The clinical characteristics of lentigo maligna include:
- Large size: > 6 mm and often several centimetres in diameter at diagnosis
- An irregular shape
- Variable pigmentation — colours may include light brown or tan, dark brown, pink, red or white
- A smooth surface.
What is lentigo maligna melanoma?
Lentigo maligna melanoma is diagnosed when the malignant melanoma cells have invaded into the dermis and deeper layers of skin. Lentigo maligna has a comparatively low rate of transformation to invasive melanoma (under 5%). The risk of invasive melanoma is greater in larger lesions, with up to 50% of those with a diameter of greater than 4 cm being reported to have an invasive focus.
What are the clinical features of lentigo maligna melanoma?
Invasive melanoma is reported to arise within lentigo maligna in 3–10% of cases. The following features are very suspicious of invasion:
- Thickening of part of the lesion
- An increasing number of colours, especially blue or black
- Ulceration or bleeding
- Itching or stinging.
What are the dermoscopic features of lentigo maligna and lentigo maligna melanoma?
Dermoscopic features of lentigo maligna
- Pseudonetwork on the face: pigmentation arising around prominent facial hair follicles
- Asymmetrical pigmented follicular openings
- Rhomboid structures
- Grey dots/clods (these are the only diagnostic feature in some cases of lentigo maligna)
- Irregular structure
- Variation in colour
- Annular-granular pattern
- Grey circles
- Concentric circles (circles within circles)
- Structureless areas.
Dermoscopic features of lentigo maligna melanoma
Lentigo maligna melanoma shows the dermoscopic features of lentigo maligna and of invasive melanoma.

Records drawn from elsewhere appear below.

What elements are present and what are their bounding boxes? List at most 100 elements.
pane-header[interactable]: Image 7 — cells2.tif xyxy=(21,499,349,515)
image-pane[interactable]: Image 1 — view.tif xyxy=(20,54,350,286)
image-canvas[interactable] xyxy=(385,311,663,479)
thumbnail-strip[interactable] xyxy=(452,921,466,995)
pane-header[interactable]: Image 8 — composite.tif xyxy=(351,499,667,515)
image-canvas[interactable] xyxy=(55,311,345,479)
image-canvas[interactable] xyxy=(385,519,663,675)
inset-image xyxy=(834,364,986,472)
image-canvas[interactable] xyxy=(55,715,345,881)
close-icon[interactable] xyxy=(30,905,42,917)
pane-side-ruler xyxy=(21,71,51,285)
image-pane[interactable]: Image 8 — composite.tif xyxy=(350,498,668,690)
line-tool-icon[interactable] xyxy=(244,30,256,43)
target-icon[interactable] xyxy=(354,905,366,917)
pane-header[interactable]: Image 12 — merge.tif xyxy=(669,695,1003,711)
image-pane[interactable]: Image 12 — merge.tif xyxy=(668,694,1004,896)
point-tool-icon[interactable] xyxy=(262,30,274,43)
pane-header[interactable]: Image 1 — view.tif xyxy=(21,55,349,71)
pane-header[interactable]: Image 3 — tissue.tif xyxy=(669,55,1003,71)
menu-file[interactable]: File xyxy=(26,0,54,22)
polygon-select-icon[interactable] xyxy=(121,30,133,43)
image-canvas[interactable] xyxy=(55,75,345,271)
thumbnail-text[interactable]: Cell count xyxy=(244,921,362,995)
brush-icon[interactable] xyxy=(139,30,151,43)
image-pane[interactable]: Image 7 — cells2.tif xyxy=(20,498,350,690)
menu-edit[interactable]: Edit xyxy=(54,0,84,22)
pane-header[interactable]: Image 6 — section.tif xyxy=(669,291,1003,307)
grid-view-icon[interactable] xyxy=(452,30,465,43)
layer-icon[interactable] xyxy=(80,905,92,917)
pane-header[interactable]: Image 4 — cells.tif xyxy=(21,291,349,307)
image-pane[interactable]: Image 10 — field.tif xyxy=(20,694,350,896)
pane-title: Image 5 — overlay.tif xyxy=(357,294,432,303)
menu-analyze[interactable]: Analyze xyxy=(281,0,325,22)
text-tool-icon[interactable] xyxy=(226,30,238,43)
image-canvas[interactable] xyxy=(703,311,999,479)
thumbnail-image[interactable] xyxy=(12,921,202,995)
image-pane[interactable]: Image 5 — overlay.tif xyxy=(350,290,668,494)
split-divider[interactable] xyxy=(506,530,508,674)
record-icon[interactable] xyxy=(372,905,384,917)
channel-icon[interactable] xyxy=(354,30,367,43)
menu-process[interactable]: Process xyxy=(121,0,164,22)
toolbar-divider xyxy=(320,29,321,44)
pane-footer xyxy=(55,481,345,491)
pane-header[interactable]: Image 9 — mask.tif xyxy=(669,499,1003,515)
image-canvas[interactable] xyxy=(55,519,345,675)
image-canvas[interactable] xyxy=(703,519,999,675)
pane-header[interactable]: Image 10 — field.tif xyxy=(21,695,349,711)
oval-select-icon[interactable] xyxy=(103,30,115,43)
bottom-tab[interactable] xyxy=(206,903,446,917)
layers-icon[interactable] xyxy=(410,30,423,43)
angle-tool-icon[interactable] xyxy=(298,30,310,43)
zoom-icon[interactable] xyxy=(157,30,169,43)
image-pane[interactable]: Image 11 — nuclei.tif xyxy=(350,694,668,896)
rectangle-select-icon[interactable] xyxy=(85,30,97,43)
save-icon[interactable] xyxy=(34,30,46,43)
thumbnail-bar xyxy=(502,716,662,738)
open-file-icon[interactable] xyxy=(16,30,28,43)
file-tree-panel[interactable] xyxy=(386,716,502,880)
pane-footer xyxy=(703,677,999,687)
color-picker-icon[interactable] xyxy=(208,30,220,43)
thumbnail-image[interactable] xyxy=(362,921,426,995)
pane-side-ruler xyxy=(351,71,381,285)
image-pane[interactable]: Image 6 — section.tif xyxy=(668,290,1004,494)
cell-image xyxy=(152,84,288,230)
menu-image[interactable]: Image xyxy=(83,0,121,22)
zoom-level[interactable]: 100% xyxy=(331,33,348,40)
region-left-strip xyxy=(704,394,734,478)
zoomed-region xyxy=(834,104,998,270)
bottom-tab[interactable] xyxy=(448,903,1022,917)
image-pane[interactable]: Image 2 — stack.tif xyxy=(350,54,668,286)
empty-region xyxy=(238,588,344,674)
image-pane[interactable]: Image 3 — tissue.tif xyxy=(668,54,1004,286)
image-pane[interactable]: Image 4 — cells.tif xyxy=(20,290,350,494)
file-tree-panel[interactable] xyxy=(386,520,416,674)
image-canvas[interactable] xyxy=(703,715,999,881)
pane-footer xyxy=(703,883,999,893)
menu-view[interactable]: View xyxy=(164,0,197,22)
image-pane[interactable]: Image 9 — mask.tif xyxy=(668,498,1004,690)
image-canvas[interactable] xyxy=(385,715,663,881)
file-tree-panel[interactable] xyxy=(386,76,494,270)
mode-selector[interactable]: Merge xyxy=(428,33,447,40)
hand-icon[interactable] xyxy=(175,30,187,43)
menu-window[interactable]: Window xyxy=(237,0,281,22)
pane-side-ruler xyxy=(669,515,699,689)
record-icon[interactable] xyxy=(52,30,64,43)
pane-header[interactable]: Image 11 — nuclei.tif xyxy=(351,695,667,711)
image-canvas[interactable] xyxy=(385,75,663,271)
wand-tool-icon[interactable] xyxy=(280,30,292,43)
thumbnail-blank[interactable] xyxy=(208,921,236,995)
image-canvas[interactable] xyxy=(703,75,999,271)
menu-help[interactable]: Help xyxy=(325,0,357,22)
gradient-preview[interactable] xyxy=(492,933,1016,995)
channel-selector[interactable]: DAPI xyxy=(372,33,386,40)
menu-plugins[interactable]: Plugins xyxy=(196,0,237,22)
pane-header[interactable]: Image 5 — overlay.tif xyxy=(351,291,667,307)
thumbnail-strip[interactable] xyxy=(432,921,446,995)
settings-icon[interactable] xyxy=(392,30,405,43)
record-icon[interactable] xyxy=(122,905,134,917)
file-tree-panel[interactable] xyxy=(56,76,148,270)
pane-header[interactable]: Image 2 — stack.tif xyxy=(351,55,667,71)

In the absence of a pigment network, there may be amelanotic areas and irregular blotches.
Annular granular pattern and rhomboids seen in dermoscopy of lentigo maligna melanoma Pseudonetwork, structureless areas, grey and concentric circles seen in dermoscopy of lentigo maligna melanoma Perpendicular white lines and an irregular blotch with streaking seen in dermoscopy of lentigo maligna melanoma, Breslow 0.95 mm
Annular granular pattern and rhomboids seen in dermoscopy of lentigo maligna melanoma
Pseudonetwork, structureless areas, grey and concentric circles seen in dermoscopy of lentigo maligna melanoma
Perpendicular white lines and an irregular blotch with streaking seen in dermoscopy of lentigo maligna melanoma, Breslow 0.95 mm
What is the dermoscopic differential diagnosis of lentigo maligna and lentigo maligna melanoma?
The dermoscopic differential diagnosis of lentigo maligna and lentigo maligna melanoma includes:
- Seborrhoeic keratosis
- Solar lentigo
- Lichen planus-like keratosis (LPLK), regressing lesion. Grey dots tend to be coarser and more evenly distributed in LPLK and finer and more irregular in lentigo maligna
- Pigmented actinic keratosis
- Melanocytic naevus
- Superficial spreading melanoma and other subtypes of melanoma.
What is the histological explanation for the dermoscopic features of lentigo maligna and lentigo maligna melanoma?
Lentigo maligna is a proliferation of malignant melanocytes along the basal layer of the epidermis and within the hair follicle.
Grey dots are formed by melanin in melanophages in the papillary dermis.
Asymmetrical pigmented follicular openings
Asymmetrical pigmented follicular openings are formed by melanophages within the hair follicle. Atypical melanocytes as single units or small nests extend along the circumference of the follicular epithelium.
Rhomboid structures are created by the merging of asymmetrical pigmented follicular openings.
Structureless areas are caused by the obliteration of the follicular openings.
Grey circles correspond to pigmented melanocytes within follicular infundibula. When melanophages are prominent, circles may appear to be comprised of grey dots.
Management of melanoma is evolving. For up to date recommendations, refer to Australian Cancer Council Clinical practice guidelines for the diagnosis and management of melanoma.